Private equity firms should not be subject to new reporting requirements used to monitor systemic risk posed by private funds, argued industry lobbying group The Private Equity Growth Capital Council in a letter submitted to the Securities and Exchange Commission last week.
Under the guise of Dodd-Frank, the SEC is proposing firms registered as investment advisors electronically submit a new “Form PF”, which would be held on a “confidential basis” and only shared with other government agencies for the purposes of assessing systematic risk.
The SEC argues bridge loans (short-term loans offered by a bank as temporary financing for a buyout) and over-leveraging portfolio companies to drive returns are two of private equity’s potential risks to the economy.
The PEGCC, which counts amongst its members The Blackstone Group and The Carlyle Group, disagreed, saying private equity poses no systematic risk to the economy. “Focusing on bridge loans places a disproportionate emphasis on a small segment of leveraged buyout financings,” said the group in response to a consultation period over the proposals which ended last week.
There is no meaningful financial interconnection between a private equity sponsor, the funds that it manages or the companies in which those funds invest
The group added: “There is no meaningful financial interconnection between a private equity sponsor, the funds that it manages or the companies in which those funds invest.”
The SEC proposal calls for registered firms to submit information on funds’ creditors, investor concentration and monthly performance data.
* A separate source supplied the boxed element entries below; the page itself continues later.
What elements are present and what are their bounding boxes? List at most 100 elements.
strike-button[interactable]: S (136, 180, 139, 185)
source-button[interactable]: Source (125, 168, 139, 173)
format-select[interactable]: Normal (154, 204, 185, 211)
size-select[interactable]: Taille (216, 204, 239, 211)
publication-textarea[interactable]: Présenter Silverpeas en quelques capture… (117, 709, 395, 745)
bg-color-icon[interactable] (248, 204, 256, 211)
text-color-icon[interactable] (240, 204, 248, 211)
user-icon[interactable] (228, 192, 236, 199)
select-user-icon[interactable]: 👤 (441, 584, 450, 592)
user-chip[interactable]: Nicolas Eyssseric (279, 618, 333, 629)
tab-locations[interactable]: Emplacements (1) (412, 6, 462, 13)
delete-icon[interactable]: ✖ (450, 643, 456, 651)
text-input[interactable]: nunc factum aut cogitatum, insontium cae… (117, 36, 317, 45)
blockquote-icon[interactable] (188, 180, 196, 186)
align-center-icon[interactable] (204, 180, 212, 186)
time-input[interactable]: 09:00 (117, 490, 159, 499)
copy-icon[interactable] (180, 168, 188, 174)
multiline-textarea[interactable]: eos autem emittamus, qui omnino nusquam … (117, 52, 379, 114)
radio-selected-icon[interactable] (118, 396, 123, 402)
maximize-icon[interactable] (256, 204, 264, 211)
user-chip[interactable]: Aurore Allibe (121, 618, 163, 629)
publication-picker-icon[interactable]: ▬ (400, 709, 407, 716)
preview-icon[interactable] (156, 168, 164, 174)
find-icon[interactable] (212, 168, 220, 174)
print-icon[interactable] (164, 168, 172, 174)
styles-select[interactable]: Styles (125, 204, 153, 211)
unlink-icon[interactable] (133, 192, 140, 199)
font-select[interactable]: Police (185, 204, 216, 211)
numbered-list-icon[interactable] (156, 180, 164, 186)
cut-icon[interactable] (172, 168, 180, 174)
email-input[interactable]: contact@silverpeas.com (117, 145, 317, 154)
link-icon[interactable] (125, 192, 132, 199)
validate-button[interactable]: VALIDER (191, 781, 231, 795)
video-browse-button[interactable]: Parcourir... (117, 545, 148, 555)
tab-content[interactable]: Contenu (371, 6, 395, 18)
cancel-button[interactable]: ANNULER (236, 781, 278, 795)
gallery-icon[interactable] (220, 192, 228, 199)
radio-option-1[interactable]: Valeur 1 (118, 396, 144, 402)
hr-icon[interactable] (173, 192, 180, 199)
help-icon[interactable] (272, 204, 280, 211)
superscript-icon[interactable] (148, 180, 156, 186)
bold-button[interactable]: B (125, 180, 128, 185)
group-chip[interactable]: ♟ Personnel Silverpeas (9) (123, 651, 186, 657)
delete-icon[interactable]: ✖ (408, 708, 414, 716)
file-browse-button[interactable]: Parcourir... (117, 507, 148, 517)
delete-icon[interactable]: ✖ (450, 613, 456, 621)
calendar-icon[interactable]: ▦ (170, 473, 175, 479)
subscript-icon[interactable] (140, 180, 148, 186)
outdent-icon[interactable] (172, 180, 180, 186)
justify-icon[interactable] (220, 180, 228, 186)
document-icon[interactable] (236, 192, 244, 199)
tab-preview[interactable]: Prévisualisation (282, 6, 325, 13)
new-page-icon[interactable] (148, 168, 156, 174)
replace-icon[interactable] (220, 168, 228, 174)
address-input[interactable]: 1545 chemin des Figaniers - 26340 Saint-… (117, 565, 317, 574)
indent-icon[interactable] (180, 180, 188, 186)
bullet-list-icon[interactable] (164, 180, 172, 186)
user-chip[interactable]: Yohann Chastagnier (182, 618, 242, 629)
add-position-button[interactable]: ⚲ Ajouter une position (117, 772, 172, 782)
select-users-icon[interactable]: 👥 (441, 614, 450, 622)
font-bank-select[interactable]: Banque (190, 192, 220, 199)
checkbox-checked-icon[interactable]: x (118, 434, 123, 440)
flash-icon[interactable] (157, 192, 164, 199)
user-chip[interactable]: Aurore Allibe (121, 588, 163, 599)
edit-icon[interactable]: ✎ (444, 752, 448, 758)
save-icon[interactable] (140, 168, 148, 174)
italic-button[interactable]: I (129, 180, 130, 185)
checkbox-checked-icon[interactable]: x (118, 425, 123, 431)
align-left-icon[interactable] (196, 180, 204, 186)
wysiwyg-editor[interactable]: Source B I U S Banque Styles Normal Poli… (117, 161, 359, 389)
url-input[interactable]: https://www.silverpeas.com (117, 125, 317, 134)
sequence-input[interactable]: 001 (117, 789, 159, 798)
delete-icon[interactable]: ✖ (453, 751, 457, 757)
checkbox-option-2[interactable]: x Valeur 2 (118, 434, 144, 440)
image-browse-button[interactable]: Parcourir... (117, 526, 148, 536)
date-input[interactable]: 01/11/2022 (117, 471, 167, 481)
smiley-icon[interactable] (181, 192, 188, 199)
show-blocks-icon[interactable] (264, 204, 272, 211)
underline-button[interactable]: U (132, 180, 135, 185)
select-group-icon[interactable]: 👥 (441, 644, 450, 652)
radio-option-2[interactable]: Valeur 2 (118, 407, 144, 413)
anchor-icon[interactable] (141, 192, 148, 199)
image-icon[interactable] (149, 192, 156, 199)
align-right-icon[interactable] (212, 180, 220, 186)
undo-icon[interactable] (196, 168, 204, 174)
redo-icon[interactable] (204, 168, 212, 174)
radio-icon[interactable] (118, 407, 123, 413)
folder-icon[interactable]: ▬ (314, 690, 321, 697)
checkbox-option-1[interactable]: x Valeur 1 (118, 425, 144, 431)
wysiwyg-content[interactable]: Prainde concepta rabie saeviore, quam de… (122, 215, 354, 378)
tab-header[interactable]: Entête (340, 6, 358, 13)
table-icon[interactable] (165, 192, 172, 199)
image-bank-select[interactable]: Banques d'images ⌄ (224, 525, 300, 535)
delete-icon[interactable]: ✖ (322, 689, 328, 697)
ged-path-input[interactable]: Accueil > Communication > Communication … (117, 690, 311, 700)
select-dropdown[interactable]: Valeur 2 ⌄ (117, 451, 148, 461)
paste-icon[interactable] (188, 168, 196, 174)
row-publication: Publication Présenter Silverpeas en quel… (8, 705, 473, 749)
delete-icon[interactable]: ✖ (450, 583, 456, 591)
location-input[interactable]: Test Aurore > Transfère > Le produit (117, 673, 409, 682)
Large firms (those managing $1 billion or more) will need to submit further information on a range of items including bridge loans, leverage placed on portfolio companies and a breakdown of funds’ investments by industry.
The proposal calls for large firms to file Form PF on a quarterly basis beginning 15, January 2012. Smaller firms would file annually beginning 31 March, 2012.
The proposed disclosures on Form PF are not directly connected to the current Form ADV required of registered investment advisers, noted a client memo from law firm Pepper Hamilton.